Units for Ebola patients at ELWA Hospital, just outside Liberia’s hard-hit capital, Monrovia, overflowed with about 70 patients, more than twice as many as the units were designed to hold. An additional unit with 120 beds opened Saturday, said Tolbert Nyenswah, an assistant minister of health and social welfare. Many hospitals were shuttered, and Nyenswah said supplies and experts were needed on the country’s periphery.

In Sierra Leone, as the number of contacts of Ebola patients spiraled far beyond efforts to trace them during the 21-day incubation period of the virus, some counselors visited residents at home. Radio programs, posters and even parades were not enough to persuade everybody with symptoms to report to isolation centers, or their relatives to refrain from risking their lives to care for them.

“They’re actively rejecting those messages,” not failing to understand them, said Frankfurter, the Wellbody director.
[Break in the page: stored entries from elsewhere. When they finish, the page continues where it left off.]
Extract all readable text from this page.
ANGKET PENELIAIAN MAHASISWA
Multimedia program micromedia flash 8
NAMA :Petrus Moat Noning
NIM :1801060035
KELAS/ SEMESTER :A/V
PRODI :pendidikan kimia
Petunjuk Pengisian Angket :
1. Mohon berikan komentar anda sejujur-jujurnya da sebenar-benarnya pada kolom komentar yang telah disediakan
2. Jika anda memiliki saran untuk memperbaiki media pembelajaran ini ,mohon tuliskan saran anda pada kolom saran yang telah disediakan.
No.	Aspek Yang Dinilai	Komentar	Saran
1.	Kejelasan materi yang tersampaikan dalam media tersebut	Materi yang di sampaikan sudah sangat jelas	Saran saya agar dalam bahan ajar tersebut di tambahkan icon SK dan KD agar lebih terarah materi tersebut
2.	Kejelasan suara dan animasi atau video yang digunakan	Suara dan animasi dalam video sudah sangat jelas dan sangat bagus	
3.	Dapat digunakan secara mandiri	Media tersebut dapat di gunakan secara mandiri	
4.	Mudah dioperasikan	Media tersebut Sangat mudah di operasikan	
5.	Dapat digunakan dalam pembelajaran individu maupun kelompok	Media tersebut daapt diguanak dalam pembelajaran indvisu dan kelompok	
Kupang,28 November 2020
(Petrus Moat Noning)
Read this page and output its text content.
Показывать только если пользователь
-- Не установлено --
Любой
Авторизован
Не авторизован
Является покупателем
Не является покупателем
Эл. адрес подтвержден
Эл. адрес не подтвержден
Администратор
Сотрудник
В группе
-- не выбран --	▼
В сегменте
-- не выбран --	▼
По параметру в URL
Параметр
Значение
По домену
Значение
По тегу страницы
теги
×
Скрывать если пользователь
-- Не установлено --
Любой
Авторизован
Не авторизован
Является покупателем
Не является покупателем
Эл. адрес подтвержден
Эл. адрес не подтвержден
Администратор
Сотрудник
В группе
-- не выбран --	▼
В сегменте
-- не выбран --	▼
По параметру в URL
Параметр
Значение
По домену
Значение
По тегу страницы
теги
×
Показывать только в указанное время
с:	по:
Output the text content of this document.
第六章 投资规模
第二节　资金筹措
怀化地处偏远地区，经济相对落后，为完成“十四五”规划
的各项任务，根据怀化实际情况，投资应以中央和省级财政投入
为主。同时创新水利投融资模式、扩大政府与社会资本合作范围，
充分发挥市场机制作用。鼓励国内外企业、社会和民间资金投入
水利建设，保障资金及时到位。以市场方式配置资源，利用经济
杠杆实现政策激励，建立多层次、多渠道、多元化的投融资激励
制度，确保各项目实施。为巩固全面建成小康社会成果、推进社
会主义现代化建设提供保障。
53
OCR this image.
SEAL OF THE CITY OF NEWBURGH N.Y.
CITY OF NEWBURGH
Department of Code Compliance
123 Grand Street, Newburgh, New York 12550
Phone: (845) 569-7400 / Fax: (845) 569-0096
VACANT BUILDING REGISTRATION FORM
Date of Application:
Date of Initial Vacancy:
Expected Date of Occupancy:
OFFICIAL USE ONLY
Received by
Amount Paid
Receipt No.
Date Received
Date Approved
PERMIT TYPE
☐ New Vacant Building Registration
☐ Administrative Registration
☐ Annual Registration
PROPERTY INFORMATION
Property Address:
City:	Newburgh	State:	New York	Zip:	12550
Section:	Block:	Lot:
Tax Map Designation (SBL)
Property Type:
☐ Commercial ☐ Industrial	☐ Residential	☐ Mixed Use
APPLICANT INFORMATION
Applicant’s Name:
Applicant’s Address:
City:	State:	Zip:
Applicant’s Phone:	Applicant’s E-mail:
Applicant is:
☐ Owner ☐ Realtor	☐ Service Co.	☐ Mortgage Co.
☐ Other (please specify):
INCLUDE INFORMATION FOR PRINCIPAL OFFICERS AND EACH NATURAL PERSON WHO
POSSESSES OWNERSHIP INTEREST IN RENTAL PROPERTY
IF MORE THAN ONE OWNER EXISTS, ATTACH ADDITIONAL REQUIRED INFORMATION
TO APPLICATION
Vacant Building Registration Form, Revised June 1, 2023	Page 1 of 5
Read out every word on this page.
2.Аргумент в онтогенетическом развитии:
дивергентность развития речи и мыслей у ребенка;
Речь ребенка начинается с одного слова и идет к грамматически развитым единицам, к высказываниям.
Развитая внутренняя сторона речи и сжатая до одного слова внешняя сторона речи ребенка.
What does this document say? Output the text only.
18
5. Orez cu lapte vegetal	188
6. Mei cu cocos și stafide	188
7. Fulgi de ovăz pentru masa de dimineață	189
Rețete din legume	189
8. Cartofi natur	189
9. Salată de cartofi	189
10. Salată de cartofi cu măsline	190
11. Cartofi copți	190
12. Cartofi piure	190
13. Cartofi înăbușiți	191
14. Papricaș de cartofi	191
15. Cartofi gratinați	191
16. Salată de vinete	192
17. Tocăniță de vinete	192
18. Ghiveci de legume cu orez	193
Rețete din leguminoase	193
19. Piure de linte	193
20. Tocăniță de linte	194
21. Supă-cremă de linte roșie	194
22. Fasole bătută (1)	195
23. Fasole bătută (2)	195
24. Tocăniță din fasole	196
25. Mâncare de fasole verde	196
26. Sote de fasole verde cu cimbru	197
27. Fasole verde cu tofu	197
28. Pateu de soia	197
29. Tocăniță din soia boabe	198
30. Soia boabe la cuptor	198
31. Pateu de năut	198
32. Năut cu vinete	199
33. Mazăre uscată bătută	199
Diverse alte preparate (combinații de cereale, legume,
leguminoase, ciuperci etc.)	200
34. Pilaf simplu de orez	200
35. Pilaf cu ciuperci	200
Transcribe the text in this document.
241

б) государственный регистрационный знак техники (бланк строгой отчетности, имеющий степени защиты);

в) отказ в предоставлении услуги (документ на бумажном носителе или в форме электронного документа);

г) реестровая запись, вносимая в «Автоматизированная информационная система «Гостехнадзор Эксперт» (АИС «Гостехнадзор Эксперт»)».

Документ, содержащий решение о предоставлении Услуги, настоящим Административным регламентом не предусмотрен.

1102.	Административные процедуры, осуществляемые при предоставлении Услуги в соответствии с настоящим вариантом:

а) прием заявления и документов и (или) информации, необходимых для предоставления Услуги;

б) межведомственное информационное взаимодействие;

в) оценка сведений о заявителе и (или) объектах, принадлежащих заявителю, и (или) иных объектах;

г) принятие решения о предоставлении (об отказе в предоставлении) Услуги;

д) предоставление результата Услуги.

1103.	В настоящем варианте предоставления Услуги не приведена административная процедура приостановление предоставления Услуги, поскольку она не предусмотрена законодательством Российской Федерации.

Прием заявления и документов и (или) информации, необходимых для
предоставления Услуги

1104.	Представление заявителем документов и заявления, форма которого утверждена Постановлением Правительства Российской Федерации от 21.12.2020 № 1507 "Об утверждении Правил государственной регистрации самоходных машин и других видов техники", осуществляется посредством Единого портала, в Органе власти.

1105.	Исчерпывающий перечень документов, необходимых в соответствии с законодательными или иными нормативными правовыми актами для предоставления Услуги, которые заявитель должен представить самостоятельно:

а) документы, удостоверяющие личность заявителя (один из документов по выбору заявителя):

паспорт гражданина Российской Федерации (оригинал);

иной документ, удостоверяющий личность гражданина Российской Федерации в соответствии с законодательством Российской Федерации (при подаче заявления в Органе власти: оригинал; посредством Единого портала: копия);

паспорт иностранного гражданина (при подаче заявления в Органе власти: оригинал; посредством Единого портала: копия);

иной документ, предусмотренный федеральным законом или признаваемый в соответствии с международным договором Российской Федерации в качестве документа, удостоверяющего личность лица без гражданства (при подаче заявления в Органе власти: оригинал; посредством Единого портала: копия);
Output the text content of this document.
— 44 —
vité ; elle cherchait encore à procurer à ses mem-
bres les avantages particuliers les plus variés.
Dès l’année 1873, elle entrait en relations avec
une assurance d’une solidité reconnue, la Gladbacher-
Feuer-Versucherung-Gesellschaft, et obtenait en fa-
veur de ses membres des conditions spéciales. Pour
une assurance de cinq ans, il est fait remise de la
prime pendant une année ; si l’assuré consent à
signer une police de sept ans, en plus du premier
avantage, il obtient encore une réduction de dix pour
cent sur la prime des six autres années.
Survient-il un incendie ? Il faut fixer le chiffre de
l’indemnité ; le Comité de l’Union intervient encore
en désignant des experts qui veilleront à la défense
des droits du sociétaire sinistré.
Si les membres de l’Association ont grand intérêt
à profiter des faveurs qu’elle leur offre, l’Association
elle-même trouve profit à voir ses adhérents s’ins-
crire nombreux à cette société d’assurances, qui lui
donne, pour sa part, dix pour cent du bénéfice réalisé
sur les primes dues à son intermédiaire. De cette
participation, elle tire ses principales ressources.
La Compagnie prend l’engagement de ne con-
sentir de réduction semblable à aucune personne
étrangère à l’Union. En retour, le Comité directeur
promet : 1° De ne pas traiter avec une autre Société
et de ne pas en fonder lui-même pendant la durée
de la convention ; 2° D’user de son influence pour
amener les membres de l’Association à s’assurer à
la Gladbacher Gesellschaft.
Health-care workers, he added, are treating community members “more as disease carriers than as humans with families” going through an “incredible, devastating emotional process.”

Frankfurter, who was in Sierra Leone until a week ago, said the number of patients seeking regular medical care at his group’s clinic in Kono had dropped to about 10 a day from more than 75, most likely because of fear.

Vaughn, with the HEARTT program, said she hoped that trained infectious-diseases doctors and CDC experts would help bring the outbreak under control and create mechanisms to protect health workers. That would allow her organization to convince U.S. universities that their medical residents can safely return to Liberia. “We’re not there yet,” she said. “Right now, we’re still in crisis mode.”